Academic medical center hospital applicants must meet each of the criteria above in addition to the following
three criteria:
1) The applicant hospital is organizationally or administratively integrated with a medical school.
2) The applicant hospital is the principal site for the education of both medical students (undergraduates)
and postgraduate medical specialty trainees (for example, residents or interns) from the medical
school noted in criterion 1.
3) At the time of application, the applicant hospital is conducting medical research with approval and
oversight by an Institutional Review Board (IRB) or research ethics committee.
Definitions
Full operation
• The hospital accurately identifies the following in its electronic application (E-App) at the time of
application:
> All clinical services currently provided for inpatients and outpatients. (Those clinical services that
are planned and thus not identified in the E-App and begin operations at a later time will require
a separate extension survey to evaluate those services.)
> Utilization statistics for clinical services showing consistent inpatient and outpatient activity
levels and types of services provided for at least four months or more prior to submission of the
E-App
• All inpatient and outpatient clinical services, units, and departments identified in the E-App are
available for a comprehensive evaluation against all relevant JCI standards for hospitals currently
in effect, consistent with JCI’s normal survey process for the size and type of organization (see, for
example, the current JCI hospital survey process guide), such as
>patient tracer activities, including individual patient and system tracers;
>open and closed medical record review;
>direct observation of patient care processes;
>interviews with patients; and
>interviews with medical students/trainees.

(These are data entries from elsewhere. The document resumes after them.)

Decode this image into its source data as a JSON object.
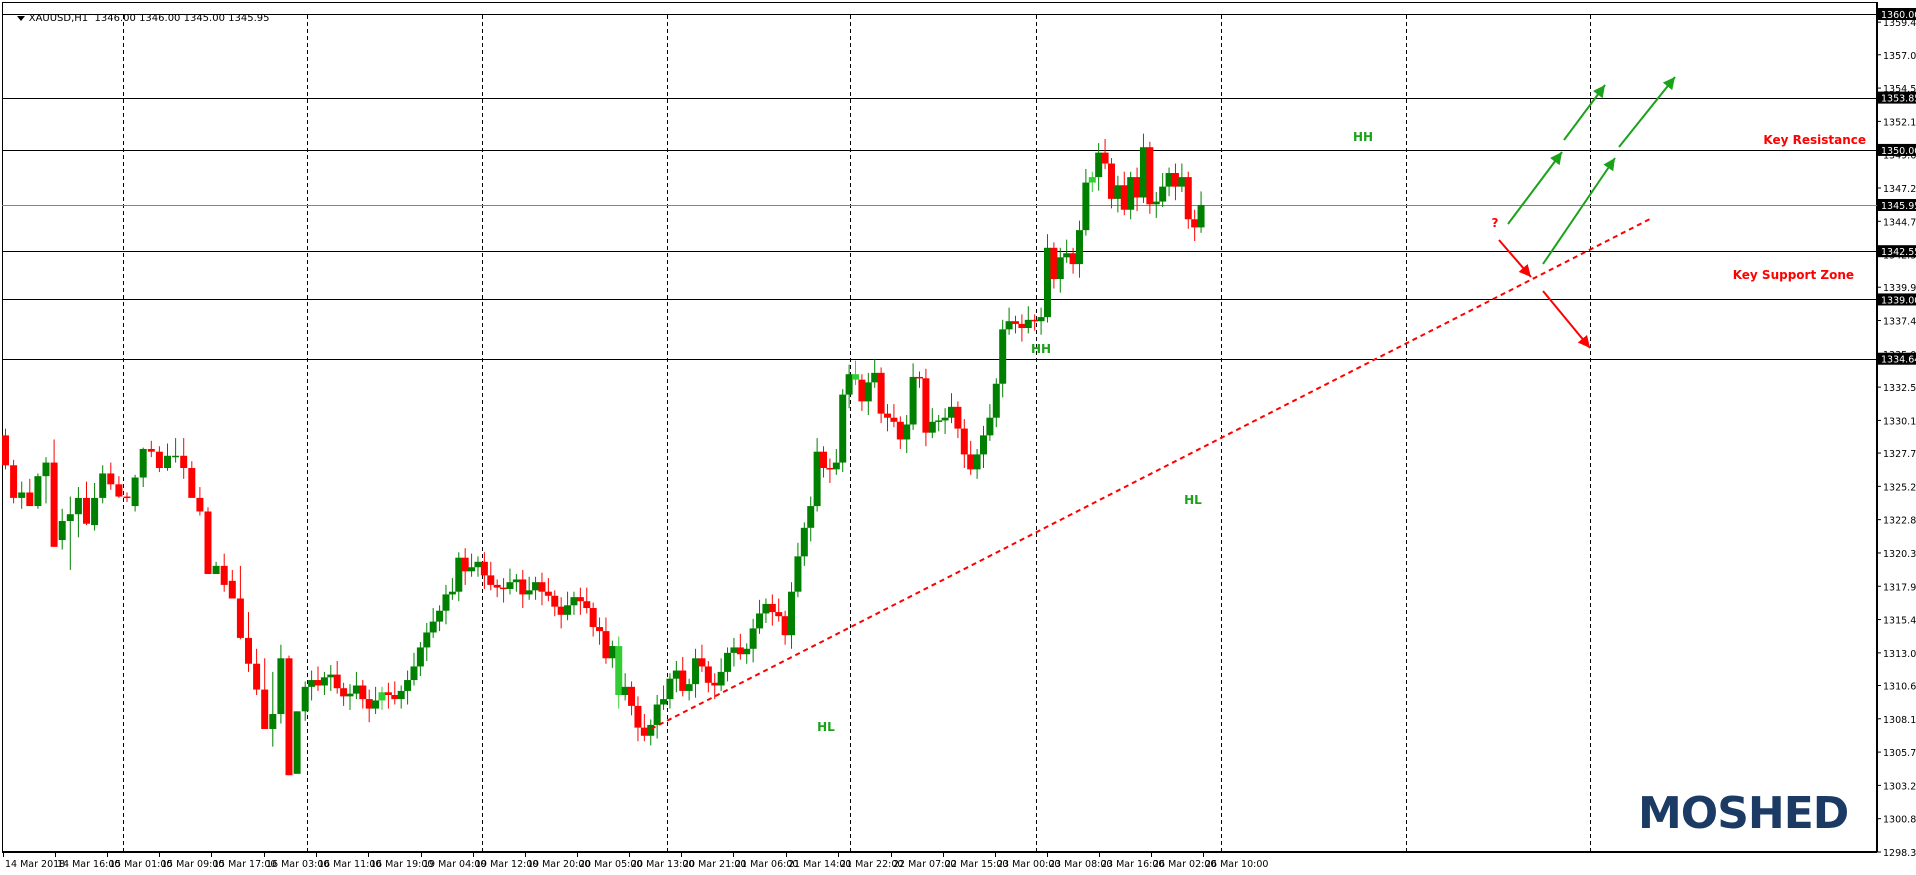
{
  "window": {
    "symbol": "XAUUSD,H1",
    "ohlc_header": "1346.00 1346.00 1345.00 1345.95"
  },
  "watermark": "MOSHED",
  "colors": {
    "bull": "#008000",
    "bear": "#ff0000",
    "doji_bright": "#32cd32",
    "level_line": "#000000",
    "bid_line": "#778899",
    "annotation_green": "#1aa31a",
    "annotation_red": "#ff0000",
    "grid_dash": "#000000",
    "watermark": "#1b3a64",
    "label_bg": "#000000",
    "label_fg": "#ffffff"
  },
  "chart_data": {
    "type": "candlestick",
    "title": "XAUUSD,H1",
    "ylim": [
      1298.35,
      1360.0
    ],
    "y_ticks": [
      "1359.40",
      "1357.00",
      "1354.55",
      "1352.10",
      "1349.65",
      "1347.20",
      "1344.75",
      "1342.30",
      "1339.90",
      "1337.45",
      "1335.00",
      "1332.55",
      "1330.10",
      "1327.70",
      "1325.25",
      "1322.80",
      "1320.35",
      "1317.90",
      "1315.45",
      "1313.00",
      "1310.60",
      "1308.15",
      "1305.70",
      "1303.25",
      "1300.80",
      "1298.35"
    ],
    "x_ticks": [
      "14 Mar 2018",
      "14 Mar 16:00",
      "15 Mar 01:00",
      "15 Mar 09:00",
      "15 Mar 17:00",
      "16 Mar 03:00",
      "16 Mar 11:00",
      "16 Mar 19:00",
      "19 Mar 04:00",
      "19 Mar 12:00",
      "19 Mar 20:00",
      "20 Mar 05:00",
      "20 Mar 13:00",
      "20 Mar 21:00",
      "21 Mar 06:00",
      "21 Mar 14:00",
      "21 Mar 22:00",
      "22 Mar 07:00",
      "22 Mar 15:00",
      "23 Mar 00:00",
      "23 Mar 08:00",
      "23 Mar 16:00",
      "26 Mar 02:00",
      "26 Mar 10:00"
    ],
    "horizontal_levels": [
      {
        "price": 1360.0,
        "label": "1360.00"
      },
      {
        "price": 1353.85,
        "label": "1353.85"
      },
      {
        "price": 1350.0,
        "label": "1350.00"
      },
      {
        "price": 1342.55,
        "label": "1342.55"
      },
      {
        "price": 1339.0,
        "label": "1339.00"
      },
      {
        "price": 1334.64,
        "label": "1334.64"
      }
    ],
    "bid_line": {
      "price": 1345.95,
      "label": "1345.95"
    },
    "annotations": [
      {
        "text": "Key Resistance",
        "price": 1351.0,
        "color": "red"
      },
      {
        "text": "Key Support Zone",
        "price": 1340.7,
        "color": "red"
      },
      {
        "text": "HH",
        "price": 1351.0,
        "color": "green"
      },
      {
        "text": "HH",
        "price": 1335.4,
        "color": "green"
      },
      {
        "text": "HL",
        "price": 1324.6,
        "color": "green"
      },
      {
        "text": "HL",
        "price": 1307.4,
        "color": "green"
      },
      {
        "text": "?",
        "price": 1344.5,
        "color": "red"
      }
    ],
    "trendline": {
      "from": [
        643,
        733
      ],
      "to": [
        1650,
        219
      ],
      "style": "dashed",
      "color": "red"
    },
    "ohlc": [
      [
        1329.0,
        1329.5,
        1326.5,
        1326.8
      ],
      [
        1326.8,
        1327.2,
        1324.0,
        1324.4
      ],
      [
        1324.4,
        1325.6,
        1323.6,
        1324.8
      ],
      [
        1324.8,
        1325.8,
        1323.8,
        1323.8
      ],
      [
        1323.8,
        1326.2,
        1323.6,
        1326.0
      ],
      [
        1326.0,
        1327.4,
        1324.0,
        1327.0
      ],
      [
        1327.0,
        1328.7,
        1320.8,
        1320.8
      ],
      [
        1321.3,
        1323.6,
        1320.6,
        1322.7
      ],
      [
        1322.7,
        1324.5,
        1319.1,
        1323.2
      ],
      [
        1323.2,
        1325.2,
        1321.5,
        1324.4
      ],
      [
        1324.4,
        1325.6,
        1322.4,
        1322.5
      ],
      [
        1322.4,
        1325.5,
        1322.0,
        1324.4
      ],
      [
        1324.4,
        1326.8,
        1324.0,
        1326.2
      ],
      [
        1326.2,
        1327.0,
        1325.0,
        1325.4
      ],
      [
        1325.4,
        1326.0,
        1324.4,
        1324.5
      ],
      [
        1324.5,
        1324.8,
        1324.1,
        1324.4
      ],
      [
        1323.8,
        1326.1,
        1323.4,
        1325.9
      ],
      [
        1325.9,
        1328.1,
        1325.2,
        1328.0
      ],
      [
        1328.0,
        1328.6,
        1327.4,
        1327.8
      ],
      [
        1327.8,
        1328.2,
        1326.3,
        1326.6
      ],
      [
        1326.6,
        1328.4,
        1326.4,
        1327.5
      ],
      [
        1327.5,
        1328.8,
        1327.0,
        1327.5
      ],
      [
        1327.5,
        1328.8,
        1325.8,
        1326.6
      ],
      [
        1326.6,
        1327.1,
        1324.6,
        1324.4
      ],
      [
        1324.4,
        1325.2,
        1323.1,
        1323.4
      ],
      [
        1323.4,
        1323.7,
        1318.8,
        1318.8
      ],
      [
        1318.8,
        1319.7,
        1319.0,
        1319.4
      ],
      [
        1319.4,
        1320.3,
        1317.5,
        1318.0
      ],
      [
        1318.3,
        1319.1,
        1317.1,
        1317.0
      ],
      [
        1317.0,
        1319.4,
        1314.0,
        1314.1
      ],
      [
        1314.1,
        1316.0,
        1311.6,
        1312.2
      ],
      [
        1312.2,
        1313.3,
        1309.9,
        1310.3
      ],
      [
        1310.3,
        1312.6,
        1307.6,
        1307.4
      ],
      [
        1307.4,
        1311.6,
        1306.1,
        1308.5
      ],
      [
        1308.5,
        1313.6,
        1307.8,
        1312.6
      ],
      [
        1312.6,
        1312.8,
        1304.0,
        1304.0
      ],
      [
        1304.1,
        1308.7,
        1305.4,
        1308.7
      ]
    ]
  },
  "price_axis_labels": {
    "top": "1360.00",
    "bottom": "1298.35"
  }
}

Contact JCI Accreditation prior to submitting an E-App to discuss the criteria and validate whether the
hospital meets the above criteria for “in full operation” at least four months or more prior to submitting its
E-App and at its initial survey. JCI may request documentation of the hospital’s utilization statistics prior to
accepting the E-App or conducting the on-site survey. In addition, JCI will not begin an on-site survey, may
discontinue an on-site survey, or may cancel a scheduled survey when it determines the hospital is not “in full
operation.”

Principal site
Principal site means the hospital provides the majority of medical specialty programs for postgraduate medical
trainees (for example, residents or interns) and not just one specialty, as in a single-specialty hospital (for
example, an ophthalmologic hospital, dental hospital, or orthopedic hospital).

Medical research
Medical research conducted at the academic medical center hospital represents varied medical areas or
specialties within the institution and includes basic, clinical, and health services research. Such research may
include clinical trials, therapeutic interventions, development of new medical technologies, and outcomes
research, among others. Hospitals that primarily conduct non–human subjects research and/or research exempt
from review by an IRB or research ethics committee, such as medical record review studies, case studies, and
research involving data/specimens without individually identifiable information, do not meet criterion 3 of the academic medical center hospital eligibility criteria.

Note: If in its reasonable discretion JCI determines that the applicant does not meet the eligibility criteria for
the Hospital/Academic Medical Center Hospital accreditation program, JCI will not accept the application or
will not process the application for accreditation from the hospital and will notify the hospital of its decision.